In the grand tradition of writers writing about writing and painters painting pictures of painters painting, Opera Australia presents an opera about opera. They have the perfect setting, after all: a huge stepped stage with a stunning backdrop, lit by the setting sun. They also have a terrific plot, thanks to Alan John’s and Dennis Watkins’ neatly engineered (and mostly true) narrative of Australia’s biggest home renovation. And, after five years of Handa Opera on the Harbour, they have the know-how to overcome the huge challenges of presenting opera outdoors.
Sydney Opera House: the Opera is the latest incarnation of The Eighth Wonder, Alan John’s 1995 opera tracing the history of the building, from conception in 1958 to its opening night in 1974, 15 years behind schedule and eye-wateringly over budget. The opera has been presented twice inside the Opera House, but this production, outside, with the star of the show towering over everything, is surely its ideal setting. Director David Freeman and stage magician Dan Potra has solved the staging problems with a series of moving platforms and an inflatable castle, which also serves as a screen for projections. It’s a great deal more elegant than that description sounds. It also allows the Architect’s breakthrough aria — when he works out how to construct the sails — to be delivered in front of a dynamic animation of the fascinating geometry of the roof.
Yes, you can sing about geometry. More to the point, you can sing about that moment when you reach an epiphany – a profound, life-changing clarity — and, indeed, the entire work turns on such moments. Rather than dancing to opera’s stock-in-trade tunes of sex and death, the score surges when the central characters, the Architect (admirably sung by Adam Frandsen) and Alexandra, the would-be opera singer (Stacey Alleaume) conceptualise their dreams. Their soaring final duet, where the two meet for the first time, is a love song in the sense that it is a meeting of minds. A romance of ideas.
Other reviewers have paid tribute to the admirable cast and creative crew. Yep. What they said. Stacey Alleaume is a feisty heroine with a glorious voice, Adam Frandsen makes this physically, musically and dramatically difficult role into a wonderfully cohesive whole, and the myriad supporting cast — I particularly loved Martin Buckingham as Cahill and David Parkin as Alexandra’s barbecuing father — sang and acted their socks off. Meanwhile, the orchestra, safely locked up in the Studio with conductor Anthony Legge, brought out the rich and delicate colours of John’s score with brilliant fluency.

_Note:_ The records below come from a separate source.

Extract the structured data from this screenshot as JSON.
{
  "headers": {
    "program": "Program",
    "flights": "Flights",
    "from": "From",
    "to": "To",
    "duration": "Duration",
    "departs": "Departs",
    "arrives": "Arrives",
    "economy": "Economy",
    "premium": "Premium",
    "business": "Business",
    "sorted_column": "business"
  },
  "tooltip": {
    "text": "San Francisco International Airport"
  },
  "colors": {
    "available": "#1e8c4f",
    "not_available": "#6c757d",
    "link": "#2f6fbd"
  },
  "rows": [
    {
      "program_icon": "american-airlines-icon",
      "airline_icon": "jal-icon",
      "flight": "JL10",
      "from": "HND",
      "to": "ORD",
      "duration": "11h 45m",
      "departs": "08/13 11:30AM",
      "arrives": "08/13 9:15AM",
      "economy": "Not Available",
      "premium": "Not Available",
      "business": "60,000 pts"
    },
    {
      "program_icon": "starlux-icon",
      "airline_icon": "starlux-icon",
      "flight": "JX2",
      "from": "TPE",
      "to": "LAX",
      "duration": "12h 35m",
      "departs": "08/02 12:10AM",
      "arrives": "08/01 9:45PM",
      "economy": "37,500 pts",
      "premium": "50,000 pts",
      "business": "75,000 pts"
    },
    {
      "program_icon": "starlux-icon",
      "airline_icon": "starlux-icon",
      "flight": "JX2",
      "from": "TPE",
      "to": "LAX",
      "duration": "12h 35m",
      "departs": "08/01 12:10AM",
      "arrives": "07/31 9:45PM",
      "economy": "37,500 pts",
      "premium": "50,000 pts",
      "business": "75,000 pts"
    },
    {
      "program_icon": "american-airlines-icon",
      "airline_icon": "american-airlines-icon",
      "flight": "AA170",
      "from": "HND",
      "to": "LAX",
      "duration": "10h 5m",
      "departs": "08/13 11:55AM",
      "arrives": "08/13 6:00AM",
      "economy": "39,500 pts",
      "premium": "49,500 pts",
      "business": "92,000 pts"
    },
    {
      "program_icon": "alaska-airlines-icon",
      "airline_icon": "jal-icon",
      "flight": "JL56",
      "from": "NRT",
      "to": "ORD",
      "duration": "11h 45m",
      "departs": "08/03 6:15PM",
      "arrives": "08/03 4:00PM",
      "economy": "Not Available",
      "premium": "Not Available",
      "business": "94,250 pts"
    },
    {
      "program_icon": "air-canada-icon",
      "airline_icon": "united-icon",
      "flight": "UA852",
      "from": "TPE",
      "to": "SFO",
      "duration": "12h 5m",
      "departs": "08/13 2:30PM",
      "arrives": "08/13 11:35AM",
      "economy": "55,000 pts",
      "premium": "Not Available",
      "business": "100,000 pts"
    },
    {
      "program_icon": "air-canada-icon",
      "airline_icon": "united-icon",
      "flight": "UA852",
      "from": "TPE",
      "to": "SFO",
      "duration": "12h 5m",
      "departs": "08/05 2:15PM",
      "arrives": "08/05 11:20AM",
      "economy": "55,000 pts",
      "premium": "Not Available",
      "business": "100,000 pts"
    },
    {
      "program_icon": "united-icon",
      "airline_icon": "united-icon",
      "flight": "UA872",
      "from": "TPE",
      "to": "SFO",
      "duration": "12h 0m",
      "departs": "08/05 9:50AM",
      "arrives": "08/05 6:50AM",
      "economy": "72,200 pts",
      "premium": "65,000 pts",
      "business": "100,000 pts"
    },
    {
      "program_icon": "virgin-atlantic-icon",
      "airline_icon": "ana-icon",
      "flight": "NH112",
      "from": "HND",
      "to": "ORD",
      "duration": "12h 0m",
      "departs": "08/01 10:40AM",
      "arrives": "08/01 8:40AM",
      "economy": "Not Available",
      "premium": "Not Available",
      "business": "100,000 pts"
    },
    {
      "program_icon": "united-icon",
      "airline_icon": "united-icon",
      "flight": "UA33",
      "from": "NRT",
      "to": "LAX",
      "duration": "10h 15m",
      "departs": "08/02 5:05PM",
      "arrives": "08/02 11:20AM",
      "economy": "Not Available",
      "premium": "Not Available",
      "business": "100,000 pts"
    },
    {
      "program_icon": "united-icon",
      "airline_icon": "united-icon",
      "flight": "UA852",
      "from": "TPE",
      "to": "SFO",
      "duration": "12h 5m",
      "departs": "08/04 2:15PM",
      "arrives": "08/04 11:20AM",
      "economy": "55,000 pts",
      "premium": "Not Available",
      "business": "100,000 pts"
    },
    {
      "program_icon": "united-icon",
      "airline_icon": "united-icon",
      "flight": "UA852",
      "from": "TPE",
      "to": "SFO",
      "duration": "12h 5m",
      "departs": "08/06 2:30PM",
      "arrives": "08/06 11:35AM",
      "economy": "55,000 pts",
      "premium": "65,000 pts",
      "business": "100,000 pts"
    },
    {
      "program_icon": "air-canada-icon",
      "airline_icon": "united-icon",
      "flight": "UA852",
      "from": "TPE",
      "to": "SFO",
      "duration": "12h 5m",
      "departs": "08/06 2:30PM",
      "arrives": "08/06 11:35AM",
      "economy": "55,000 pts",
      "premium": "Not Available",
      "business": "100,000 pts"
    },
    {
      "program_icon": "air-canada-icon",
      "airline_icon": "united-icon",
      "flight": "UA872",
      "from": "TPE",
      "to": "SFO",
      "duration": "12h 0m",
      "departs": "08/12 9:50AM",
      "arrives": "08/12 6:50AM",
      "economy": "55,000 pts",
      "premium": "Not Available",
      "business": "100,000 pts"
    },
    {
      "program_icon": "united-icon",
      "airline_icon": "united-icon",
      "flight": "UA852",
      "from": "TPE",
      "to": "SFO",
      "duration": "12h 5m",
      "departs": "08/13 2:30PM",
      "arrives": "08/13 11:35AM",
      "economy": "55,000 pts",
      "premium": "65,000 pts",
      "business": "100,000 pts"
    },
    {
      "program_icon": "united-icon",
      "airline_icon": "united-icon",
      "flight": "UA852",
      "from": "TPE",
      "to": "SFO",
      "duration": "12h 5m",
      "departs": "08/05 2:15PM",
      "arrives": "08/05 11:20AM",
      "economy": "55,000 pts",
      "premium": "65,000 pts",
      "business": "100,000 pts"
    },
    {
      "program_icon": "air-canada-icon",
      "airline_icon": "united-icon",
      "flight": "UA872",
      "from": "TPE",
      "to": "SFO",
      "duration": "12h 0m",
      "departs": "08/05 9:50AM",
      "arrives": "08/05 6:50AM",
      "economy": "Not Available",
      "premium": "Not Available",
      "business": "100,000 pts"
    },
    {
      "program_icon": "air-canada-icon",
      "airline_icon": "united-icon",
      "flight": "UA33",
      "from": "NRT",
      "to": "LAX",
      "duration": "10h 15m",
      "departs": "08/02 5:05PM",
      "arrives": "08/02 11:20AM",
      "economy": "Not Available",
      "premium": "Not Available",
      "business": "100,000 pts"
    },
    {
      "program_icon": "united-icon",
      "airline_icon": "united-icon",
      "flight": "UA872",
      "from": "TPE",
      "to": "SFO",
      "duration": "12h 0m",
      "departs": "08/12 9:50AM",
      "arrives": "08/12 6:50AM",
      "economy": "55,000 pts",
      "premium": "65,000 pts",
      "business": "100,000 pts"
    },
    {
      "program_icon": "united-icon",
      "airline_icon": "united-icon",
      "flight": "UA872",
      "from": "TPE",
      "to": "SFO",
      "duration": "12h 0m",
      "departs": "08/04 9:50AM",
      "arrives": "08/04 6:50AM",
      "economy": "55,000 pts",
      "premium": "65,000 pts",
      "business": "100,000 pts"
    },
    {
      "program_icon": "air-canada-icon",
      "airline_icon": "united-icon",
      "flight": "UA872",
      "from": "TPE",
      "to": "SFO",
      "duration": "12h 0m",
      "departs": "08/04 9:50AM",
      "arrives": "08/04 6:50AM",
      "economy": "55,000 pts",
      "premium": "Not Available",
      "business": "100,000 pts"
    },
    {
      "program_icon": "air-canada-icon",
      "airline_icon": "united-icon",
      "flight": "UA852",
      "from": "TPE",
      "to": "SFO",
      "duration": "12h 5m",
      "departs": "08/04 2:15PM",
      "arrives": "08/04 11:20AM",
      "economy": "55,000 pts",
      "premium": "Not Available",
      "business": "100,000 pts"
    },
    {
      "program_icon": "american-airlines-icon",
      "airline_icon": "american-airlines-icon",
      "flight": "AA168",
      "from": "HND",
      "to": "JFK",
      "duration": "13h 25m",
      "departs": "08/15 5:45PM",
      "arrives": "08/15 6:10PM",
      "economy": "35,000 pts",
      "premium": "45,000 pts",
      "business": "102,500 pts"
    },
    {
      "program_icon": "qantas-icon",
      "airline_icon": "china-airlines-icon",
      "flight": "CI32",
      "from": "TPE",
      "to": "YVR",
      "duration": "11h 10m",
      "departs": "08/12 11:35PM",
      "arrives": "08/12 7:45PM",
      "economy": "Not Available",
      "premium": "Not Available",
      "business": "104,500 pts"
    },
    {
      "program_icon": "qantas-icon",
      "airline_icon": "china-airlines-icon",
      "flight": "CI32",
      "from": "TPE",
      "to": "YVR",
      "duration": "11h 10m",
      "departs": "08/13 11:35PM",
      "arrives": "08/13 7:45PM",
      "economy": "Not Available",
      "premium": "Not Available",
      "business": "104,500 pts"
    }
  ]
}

As for the entire, outdoor experience, it had plus and minus points for me. The major plus point was the amazing backdrop. As artistic director Lyndon Terracini said, it’s hard to think of a more Sydney experience. The site logistics were also impressively managed; everyone got their headsets, the queues for the bar and bathrooms were minimal and everywhere you turned there was a nice person saying ‘can I show you to your seat’ or ‘can I help you with your headset?’
Ah yes. The headsets. I nearly got into a Facebook fight with Julian Day about a careless generalisation about amplified music when I said I preferred opera unamplified. At the risk of starting another fire, I’ve got to say I’m still have two fundamental problems with amplified opera. The first is dramatic. With the sound either coming out of speakers or being funnelled directly into your ears via cans, it’s not always obvious who is singing. You can mitigate this problem in filmed opera using close-ups or, as they did here, by clever lighting (by the fabulous Trent Suidgeest) to direct the attention. It still, however, feels like a compromise.
The second is to do with tone quality and vocal technique. We talk about traditional opera voices being unamplified, but that’s not strictly true. Opera singers use specific techniques, which people singing in a choir, or a pub, or with a ukelele or, for that matter, into a microphone, don’t. I’m not an expert — there’s some explanation here — but it involves the position of your larynx and manipulating the fundamental and resonant frequency of your voice. So when opera singers sing, naked or into a microphone, their voice is already, to a certain extent, amplified. And while you could say that a microphone just gives them a greater dynamic range – in this case, the sky’s the limit – it also makes me wonder whether it is appropriate to use traditional operatic technique when you’re wired for sound. After all, Opera Australia mainly uses ‘singing actors’ in its (fully-miked) musicals, rather than opera singers, who use their voice in a way much closer to how you or I would sing in the shower. I’m not saying, as Guy Noble naughtily suggests, that acoustic opera should be phased out. In fact, I love the intensity and intimacy of the human voice in an appropriately sized space. But as performance practices continue to evolve and as opera companies increasingly explore extra-theatrical spaces, will we see singers setting aside techniques developed in the nineteenth century in favour of twenty-first century technology?